Gumersinda hat diese Problematik ins Haus gebracht. Still, ohne vorwurfsvoll daherzukommen. Mittlerweile ist sie sterilisiert, entfloht und entwurmt. Gekümmert hat sich darum die Tierärztin und Katzenexpertin Fernanda Canoura von der Tierklinik Son Dureta. Sie hat Gumersinda durchgecheckt und uns die gute Nachricht gebracht, dass das Tier sich bester Gesundheit erfreut, ungefähr ein Jahr alt sein dürfte und sehr wahrscheinlich bereits einmal Katzen­kinder in die Welt gesetzt hat. Die kreuchen und fleuchen vermutlich längst verwildert durch das Gestrüpp der umliegenden Grundstücke. Für die spontane Unterstützung sind wir Fernanda Canoura sehr dankbar. Sie wird uns als Katzen­expertin mit Artikeln „rund um die Katz" künftig zur Seite stehen.

Nun sind wir unsere kleine Kollegin unverhofft rasch wieder los geworden. Nachdem Gumersinda sterilisiert war, hatten sich die Geister geschieden, was ihre weitere Zukunft anging. Es gab einige, die meinten, man könne der Katze nun kein Leben als Straßenkatze mehr zumuten.

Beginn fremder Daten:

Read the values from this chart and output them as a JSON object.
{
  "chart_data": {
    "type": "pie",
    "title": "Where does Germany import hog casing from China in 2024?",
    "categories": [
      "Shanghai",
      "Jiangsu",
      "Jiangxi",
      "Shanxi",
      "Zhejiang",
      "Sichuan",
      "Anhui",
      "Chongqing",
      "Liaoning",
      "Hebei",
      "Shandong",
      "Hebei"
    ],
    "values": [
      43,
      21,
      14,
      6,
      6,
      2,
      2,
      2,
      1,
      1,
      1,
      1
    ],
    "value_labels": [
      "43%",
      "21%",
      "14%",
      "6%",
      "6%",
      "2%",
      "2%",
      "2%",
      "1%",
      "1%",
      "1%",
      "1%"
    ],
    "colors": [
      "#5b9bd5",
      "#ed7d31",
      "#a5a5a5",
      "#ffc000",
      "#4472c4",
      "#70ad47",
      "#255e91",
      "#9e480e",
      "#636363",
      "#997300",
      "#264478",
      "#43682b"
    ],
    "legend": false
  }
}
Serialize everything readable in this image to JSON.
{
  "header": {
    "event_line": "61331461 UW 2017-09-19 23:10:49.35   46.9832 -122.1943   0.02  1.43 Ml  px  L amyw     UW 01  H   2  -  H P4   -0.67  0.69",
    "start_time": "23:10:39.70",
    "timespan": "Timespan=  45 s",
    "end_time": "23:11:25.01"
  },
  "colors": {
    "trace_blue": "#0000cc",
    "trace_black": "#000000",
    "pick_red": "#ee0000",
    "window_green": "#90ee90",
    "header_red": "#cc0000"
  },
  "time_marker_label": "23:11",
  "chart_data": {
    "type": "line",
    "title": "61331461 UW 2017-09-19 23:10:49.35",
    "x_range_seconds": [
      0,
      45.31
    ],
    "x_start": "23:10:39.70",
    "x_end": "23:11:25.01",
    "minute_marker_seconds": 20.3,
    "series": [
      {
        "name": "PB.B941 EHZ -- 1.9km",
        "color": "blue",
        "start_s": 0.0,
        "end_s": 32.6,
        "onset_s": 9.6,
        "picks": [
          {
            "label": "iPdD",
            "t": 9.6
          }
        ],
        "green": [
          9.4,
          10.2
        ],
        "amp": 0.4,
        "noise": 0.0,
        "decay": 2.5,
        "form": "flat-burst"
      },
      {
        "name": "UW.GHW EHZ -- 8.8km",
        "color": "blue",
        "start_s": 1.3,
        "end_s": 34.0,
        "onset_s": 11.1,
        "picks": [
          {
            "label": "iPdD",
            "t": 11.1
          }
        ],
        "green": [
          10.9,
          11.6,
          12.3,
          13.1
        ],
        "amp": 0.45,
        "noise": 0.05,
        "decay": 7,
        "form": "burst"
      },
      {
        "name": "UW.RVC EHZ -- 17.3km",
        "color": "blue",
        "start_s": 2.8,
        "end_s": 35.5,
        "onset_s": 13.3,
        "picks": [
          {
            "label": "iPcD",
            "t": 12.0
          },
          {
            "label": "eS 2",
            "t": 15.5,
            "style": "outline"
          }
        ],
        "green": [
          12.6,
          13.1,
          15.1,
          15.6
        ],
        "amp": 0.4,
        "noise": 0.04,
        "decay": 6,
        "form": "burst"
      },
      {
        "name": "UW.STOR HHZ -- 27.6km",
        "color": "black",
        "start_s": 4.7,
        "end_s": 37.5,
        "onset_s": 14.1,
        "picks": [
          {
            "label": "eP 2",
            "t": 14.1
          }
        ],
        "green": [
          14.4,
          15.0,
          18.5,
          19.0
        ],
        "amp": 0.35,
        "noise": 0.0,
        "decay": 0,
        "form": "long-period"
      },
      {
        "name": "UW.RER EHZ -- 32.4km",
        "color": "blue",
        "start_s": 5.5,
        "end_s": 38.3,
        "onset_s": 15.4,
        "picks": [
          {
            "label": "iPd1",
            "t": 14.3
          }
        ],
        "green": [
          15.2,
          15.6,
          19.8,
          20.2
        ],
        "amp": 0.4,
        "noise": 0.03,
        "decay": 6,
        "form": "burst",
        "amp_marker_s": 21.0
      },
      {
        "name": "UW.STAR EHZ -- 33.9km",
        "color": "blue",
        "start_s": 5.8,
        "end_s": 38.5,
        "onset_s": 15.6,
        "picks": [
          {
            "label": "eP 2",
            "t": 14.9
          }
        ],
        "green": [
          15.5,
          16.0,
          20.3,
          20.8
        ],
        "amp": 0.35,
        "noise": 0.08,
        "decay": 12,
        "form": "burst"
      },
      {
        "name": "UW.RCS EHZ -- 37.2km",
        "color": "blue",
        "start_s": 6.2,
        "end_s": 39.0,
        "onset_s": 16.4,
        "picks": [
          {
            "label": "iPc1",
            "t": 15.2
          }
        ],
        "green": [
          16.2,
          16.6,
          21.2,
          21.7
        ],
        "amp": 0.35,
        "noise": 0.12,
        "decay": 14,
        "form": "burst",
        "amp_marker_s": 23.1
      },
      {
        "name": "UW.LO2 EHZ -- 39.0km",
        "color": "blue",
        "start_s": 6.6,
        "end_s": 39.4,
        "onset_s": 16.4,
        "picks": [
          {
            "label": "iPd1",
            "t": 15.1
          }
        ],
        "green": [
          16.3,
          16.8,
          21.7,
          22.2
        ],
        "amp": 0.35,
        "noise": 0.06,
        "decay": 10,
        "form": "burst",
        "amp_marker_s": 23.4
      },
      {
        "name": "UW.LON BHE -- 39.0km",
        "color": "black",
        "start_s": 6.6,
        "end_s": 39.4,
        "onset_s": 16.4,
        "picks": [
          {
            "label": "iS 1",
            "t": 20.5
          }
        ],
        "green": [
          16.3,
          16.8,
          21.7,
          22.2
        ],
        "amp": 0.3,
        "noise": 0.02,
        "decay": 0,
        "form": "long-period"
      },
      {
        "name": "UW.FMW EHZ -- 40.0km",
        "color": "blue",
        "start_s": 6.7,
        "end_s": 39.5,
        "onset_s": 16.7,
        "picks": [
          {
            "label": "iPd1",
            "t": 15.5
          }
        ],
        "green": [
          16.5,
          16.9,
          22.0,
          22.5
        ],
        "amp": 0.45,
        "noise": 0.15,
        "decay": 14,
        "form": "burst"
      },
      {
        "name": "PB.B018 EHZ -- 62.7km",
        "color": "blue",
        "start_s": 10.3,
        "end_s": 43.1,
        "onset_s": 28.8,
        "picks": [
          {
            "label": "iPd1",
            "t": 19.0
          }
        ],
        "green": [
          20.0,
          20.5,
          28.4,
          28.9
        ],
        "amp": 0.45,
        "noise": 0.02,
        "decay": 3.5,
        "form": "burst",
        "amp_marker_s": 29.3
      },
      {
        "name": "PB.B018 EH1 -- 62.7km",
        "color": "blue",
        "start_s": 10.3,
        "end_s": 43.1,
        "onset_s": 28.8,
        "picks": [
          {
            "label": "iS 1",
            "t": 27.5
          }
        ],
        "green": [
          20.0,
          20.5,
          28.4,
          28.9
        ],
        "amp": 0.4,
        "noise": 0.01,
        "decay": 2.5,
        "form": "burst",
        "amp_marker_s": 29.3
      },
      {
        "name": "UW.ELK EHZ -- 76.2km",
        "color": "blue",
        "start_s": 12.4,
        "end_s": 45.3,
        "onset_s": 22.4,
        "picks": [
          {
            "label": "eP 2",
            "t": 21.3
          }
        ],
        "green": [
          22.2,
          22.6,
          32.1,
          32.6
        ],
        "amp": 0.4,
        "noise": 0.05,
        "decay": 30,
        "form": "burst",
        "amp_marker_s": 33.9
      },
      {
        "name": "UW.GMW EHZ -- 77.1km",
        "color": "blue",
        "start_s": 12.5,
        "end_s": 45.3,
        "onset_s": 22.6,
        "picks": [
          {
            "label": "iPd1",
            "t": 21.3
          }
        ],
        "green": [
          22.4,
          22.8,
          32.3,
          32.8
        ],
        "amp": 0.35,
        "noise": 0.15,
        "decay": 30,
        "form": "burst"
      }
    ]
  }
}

Unsere kleine Kollegin wohnt nun bei der Freundin einer Arbeitskollegin in Esporles, in einem Haus mit Garten (und vielen lustigen Piepmätzen!, die Autorin) und heißt von nun an „Maya". Sie wird es gut dort haben, da sind wir uns alle sicher. Und doch, selbst eine Woche nach Gumersindas Umzug sitzen wir ab und zu, den Kopf in die Hände gestützt und gedankenverloren im Garten und wünschten, sie käme wieder um die Ecke gebogen und auf uns zugelaufen. „Bei uns hätte sie es auch gut gehabt", nicken wir uns dann gegenseitig zu, richten schweigend wieder unseren Blick auf die akkurat geschnittene Grasnarbe des Verlagsgartens und träumen davon, dass bald mal wieder ein Stubentiger ein wenig Unordnung in unser Leben bringt.